In tissue spatial single-cell metabolomics by coupling mass spectrometry imaging and immunofluorescences

In this work, we introduce a multimodal imaging workflow that integrates Matrix-assisted Laser Desorption Ionization Mass Spectrometry Imaging (MALDI-MSI) combined with Immunofluorescence (IF) microscopy to enhance in tissue spatial single-cell metabolomics. The workflow allows to correlate cell populations with associated small molecule distributions by conducting on the same tissue section MSI before IF staining, addressing tissue integrity challenges and joint image analysis.
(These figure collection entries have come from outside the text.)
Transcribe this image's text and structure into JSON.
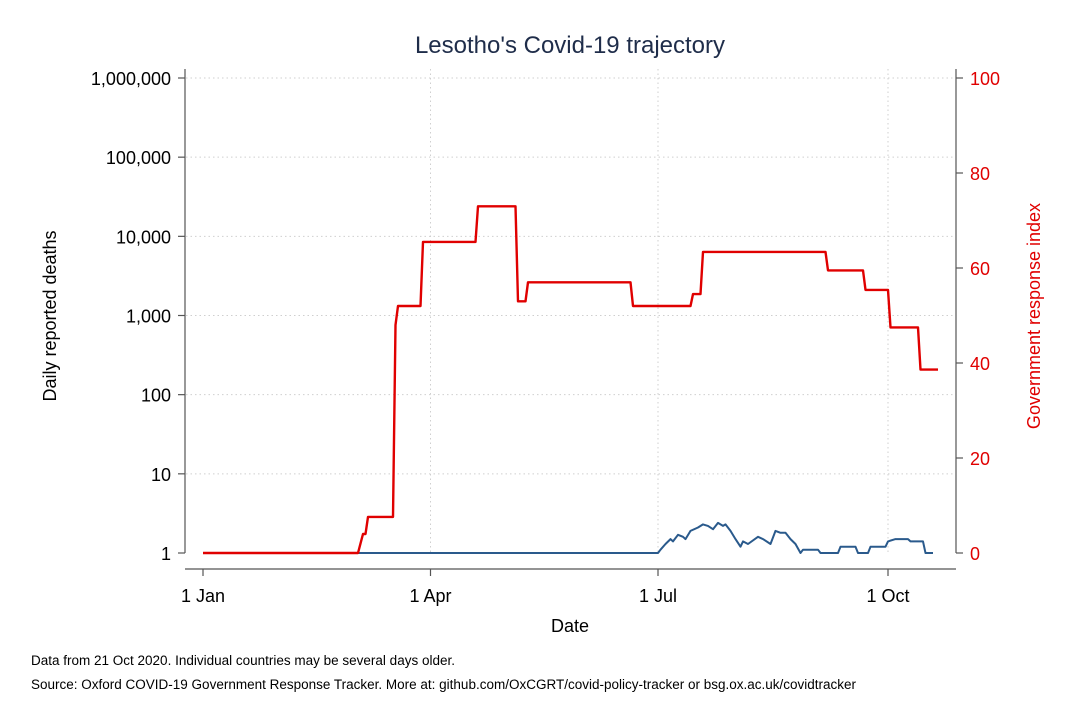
{
  "chart_data": {
    "type": "line",
    "title": "Lesotho's Covid-19 trajectory",
    "xlabel": "Date",
    "ylabel_left": "Daily reported deaths",
    "ylabel_right": "Government response index",
    "x_ticks": [
      {
        "day": 0,
        "label": "1 Jan"
      },
      {
        "day": 91,
        "label": "1 Apr"
      },
      {
        "day": 182,
        "label": "1 Jul"
      },
      {
        "day": 274,
        "label": "1 Oct"
      }
    ],
    "x_range_days": [
      0,
      294
    ],
    "left_axis": {
      "scale": "log10",
      "range": [
        1,
        1000000
      ],
      "ticks": [
        {
          "value": 1,
          "label": "1"
        },
        {
          "value": 10,
          "label": "10"
        },
        {
          "value": 100,
          "label": "100"
        },
        {
          "value": 1000,
          "label": "1,000"
        },
        {
          "value": 10000,
          "label": "10,000"
        },
        {
          "value": 100000,
          "label": "100,000"
        },
        {
          "value": 1000000,
          "label": "1,000,000"
        }
      ]
    },
    "right_axis": {
      "scale": "linear",
      "range": [
        0,
        100
      ],
      "ticks": [
        {
          "value": 0,
          "label": "0"
        },
        {
          "value": 20,
          "label": "20"
        },
        {
          "value": 40,
          "label": "40"
        },
        {
          "value": 60,
          "label": "60"
        },
        {
          "value": 80,
          "label": "80"
        },
        {
          "value": 100,
          "label": "100"
        }
      ]
    },
    "grid": true,
    "series": [
      {
        "name": "Daily reported deaths",
        "axis": "left",
        "color": "#2a5a8c",
        "points": [
          [
            62,
            1
          ],
          [
            182,
            1
          ],
          [
            183,
            1.1
          ],
          [
            185,
            1.3
          ],
          [
            187,
            1.5
          ],
          [
            188,
            1.4
          ],
          [
            190,
            1.7
          ],
          [
            192,
            1.6
          ],
          [
            193,
            1.5
          ],
          [
            195,
            1.9
          ],
          [
            198,
            2.1
          ],
          [
            200,
            2.3
          ],
          [
            202,
            2.2
          ],
          [
            204,
            2.0
          ],
          [
            206,
            2.4
          ],
          [
            208,
            2.2
          ],
          [
            209,
            2.3
          ],
          [
            211,
            1.9
          ],
          [
            213,
            1.5
          ],
          [
            215,
            1.2
          ],
          [
            216,
            1.4
          ],
          [
            218,
            1.3
          ],
          [
            222,
            1.6
          ],
          [
            224,
            1.5
          ],
          [
            227,
            1.3
          ],
          [
            229,
            1.9
          ],
          [
            231,
            1.8
          ],
          [
            233,
            1.8
          ],
          [
            235,
            1.5
          ],
          [
            237,
            1.3
          ],
          [
            239,
            1.0
          ],
          [
            240,
            1.1
          ],
          [
            246,
            1.1
          ],
          [
            247,
            1.0
          ],
          [
            254,
            1.0
          ],
          [
            255,
            1.2
          ],
          [
            261,
            1.2
          ],
          [
            262,
            1.0
          ],
          [
            266,
            1.0
          ],
          [
            267,
            1.2
          ],
          [
            273,
            1.2
          ],
          [
            274,
            1.4
          ],
          [
            277,
            1.5
          ],
          [
            282,
            1.5
          ],
          [
            283,
            1.4
          ],
          [
            288,
            1.4
          ],
          [
            289,
            1.0
          ],
          [
            292,
            1.0
          ]
        ]
      },
      {
        "name": "Government response index",
        "axis": "right",
        "color": "#e00000",
        "points": [
          [
            0,
            0
          ],
          [
            62,
            0
          ],
          [
            63,
            2
          ],
          [
            64,
            4
          ],
          [
            65,
            4
          ],
          [
            66,
            7.6
          ],
          [
            76,
            7.6
          ],
          [
            77,
            48
          ],
          [
            78,
            52
          ],
          [
            87,
            52
          ],
          [
            88,
            65.5
          ],
          [
            109,
            65.5
          ],
          [
            110,
            73
          ],
          [
            125,
            73
          ],
          [
            126,
            53
          ],
          [
            129,
            53
          ],
          [
            130,
            57
          ],
          [
            171,
            57
          ],
          [
            172,
            52
          ],
          [
            195,
            52
          ],
          [
            196,
            54.5
          ],
          [
            199,
            54.5
          ],
          [
            200,
            63.4
          ],
          [
            249,
            63.4
          ],
          [
            250,
            59.5
          ],
          [
            264,
            59.5
          ],
          [
            265,
            55.4
          ],
          [
            274,
            55.4
          ],
          [
            275,
            47.5
          ],
          [
            286,
            47.5
          ],
          [
            287,
            38.6
          ],
          [
            294,
            38.6
          ]
        ]
      }
    ]
  },
  "footnotes": {
    "line1": "Data from 21 Oct 2020. Individual countries may be several days older.",
    "line2": "Source: Oxford COVID-19 Government Response Tracker. More at: github.com/OxCGRT/covid-policy-tracker or bsg.ox.ac.uk/covidtracker"
  }
}
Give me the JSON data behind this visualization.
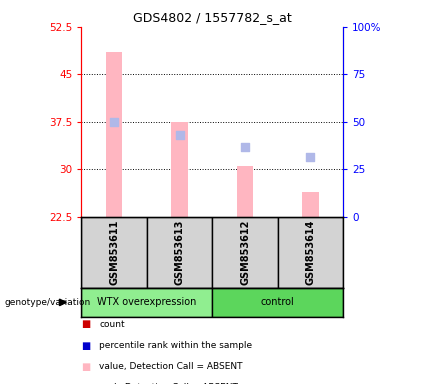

To process MSI data with IF guidance, we propose an original and advanced computational strategy utilizing Receiver Operating Characteristic (ROC) analysis, allowing to identify ions specific to targeted histological regions based on IF staining. Moreover, in a non-targeted strategy, we introduce a Spatial Coherence Measure (SCM) to distinguish genuine spatial patterns from noise within ion distributions, enhancing spatial metabolomics’ robustness. Then spatial clustering techniques are employed to group ions sharing similar spatial distribution to reveal histological structures, providing complementary insights into metabolite distributions. We validated our workflow mouse spleen section as this organ presents a spatially complex but well-detailed microenvironment.

In conclusion, our multimodal and computational workflow opens new frontiers for diverse biomedical research applications by promoting precise spatial metabolomics in tissue sections.